Я смотрю тете Клаве в глаза. Они большие, зеленоватые и усталые. Никогда этого раньше не замечал. Не знаю, что она увидела в моих, но ридикюль немедленно расстегивается, из него извлечен рубль. Настоящий советский рубль – со снопом ржи, с подписями Наркомфина и Казначея. Сверх того, ладонь тети Клавы свойски касается моих волос. «Обросли уже, пора подстригать вас»…

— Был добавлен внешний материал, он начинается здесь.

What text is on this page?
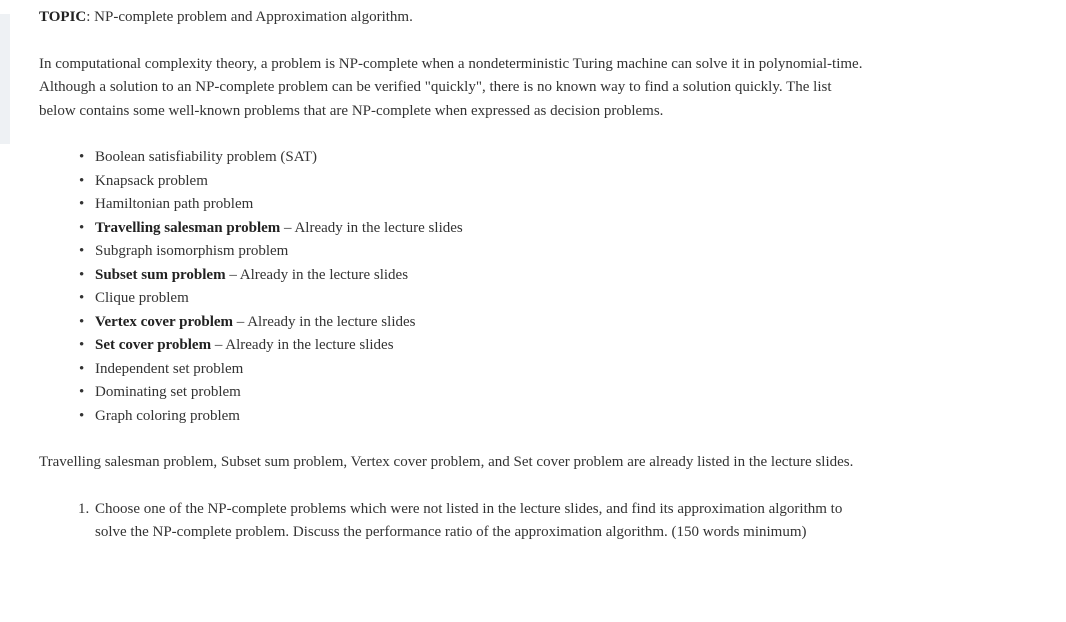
TOPIC: NP-complete problem and Approximation algorithm.

In computational complexity theory, a problem is NP-complete when a nondeterministic Turing machine can solve it in polynomial-time. Although a solution to an NP-complete problem can be verified "quickly", there is no known way to find a solution quickly. The list below contains some well-known problems that are NP-complete when expressed as decision problems.

• Boolean satisfiability problem (SAT)
• Knapsack problem
• Hamiltonian path problem
• Travelling salesman problem – Already in the lecture slides
• Subgraph isomorphism problem
• Subset sum problem – Already in the lecture slides
• Clique problem
• Vertex cover problem – Already in the lecture slides
• Set cover problem – Already in the lecture slides
• Independent set problem
• Dominating set problem
• Graph coloring problem

Travelling salesman problem, Subset sum problem, Vertex cover problem, and Set cover problem are already listed in the lecture slides.

1. Choose one of the NP-complete problems which were not listed in the lecture slides, and find its approximation algorithm to solve the NP-complete problem. Discuss the performance ratio of the approximation algorithm. (150 words minimum)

На деревянной лестнице с подгнившими пузатыми балясинами, перевесившись через перила, стоит Колька Муха. Он напевает песенку и не сразу замечает меня. Поет Колька Муха фальшиво, нарочито гнусавя, и в этой манере петь, равно как в самой песне, чувствуется полная мера презрения его к интернату, к Леману, ко всему человечеству. Эта был, конечно, репертуар жиганов, а кто из уркачей не подражает жиганам во всем, даже в выборе песен?

Мы лежим с тобой в маленьком гробике,
Ты костями прижалась ко мне,
И прилично обглоданный череп твой
Улыбается ласково мне.
Поцелуй ты меня, Перепетуя…

Колька Муха прервал любовную песню на самом чувствительном месте. Так и не узнал я – согласилась ли Перепетуя поцеловать своего сожителя по маленькому гробику? Колька Муха эффектно сплюнул через зубы, любуясь дугой каждого улетающего плевка. Прищурился, о чем-то подумал. Тут лишь он заметил меня. Минорного настроения как не бывало. Усмехнулся, рот до ушей, пошел навстречу, напевая громко, сам себе дирижируя рукой. Это уже другая песня – это знаменитая «Мурка», самая любимая, заветная у всех уркачей. В песне этой зов несбывшегося, сокровеннейшая мечта блатной души. Да и сама Мурка, воровка-красавица, гордость малины – и вдруг пошла «работать в губчека»! Сложный, непостижимо изменчивый мир! «Мурку» поют под хмельком, размечтавшись о крупном фарте, поют, испытав вероломство друзей, одиночество и отчаянье. Поют на именинах, вечеринках, свадьбах, поют торговки и совслужащие, «фабзайцы» и отцы семейств, студенты и блатные, даже комсомольцы… Драматический лиризм ее проникновенен, и каждому по настроению говорит что-то свое. Нет новых песен, а новые, принято считать, лучше старых. Блатные удивлены популярностью своего «гимна».

Песня должна мне показать – какая пропасть разделяет нас, Кольку Муху и меня, его, жигана, и меня – мелкого и ничтожного фрайера. Песней этой Колька Муха подчеркивает меру отчуждения своего от меня, от детдома, от слюнявых речей воспитательниц, этих «глупых жлобих»…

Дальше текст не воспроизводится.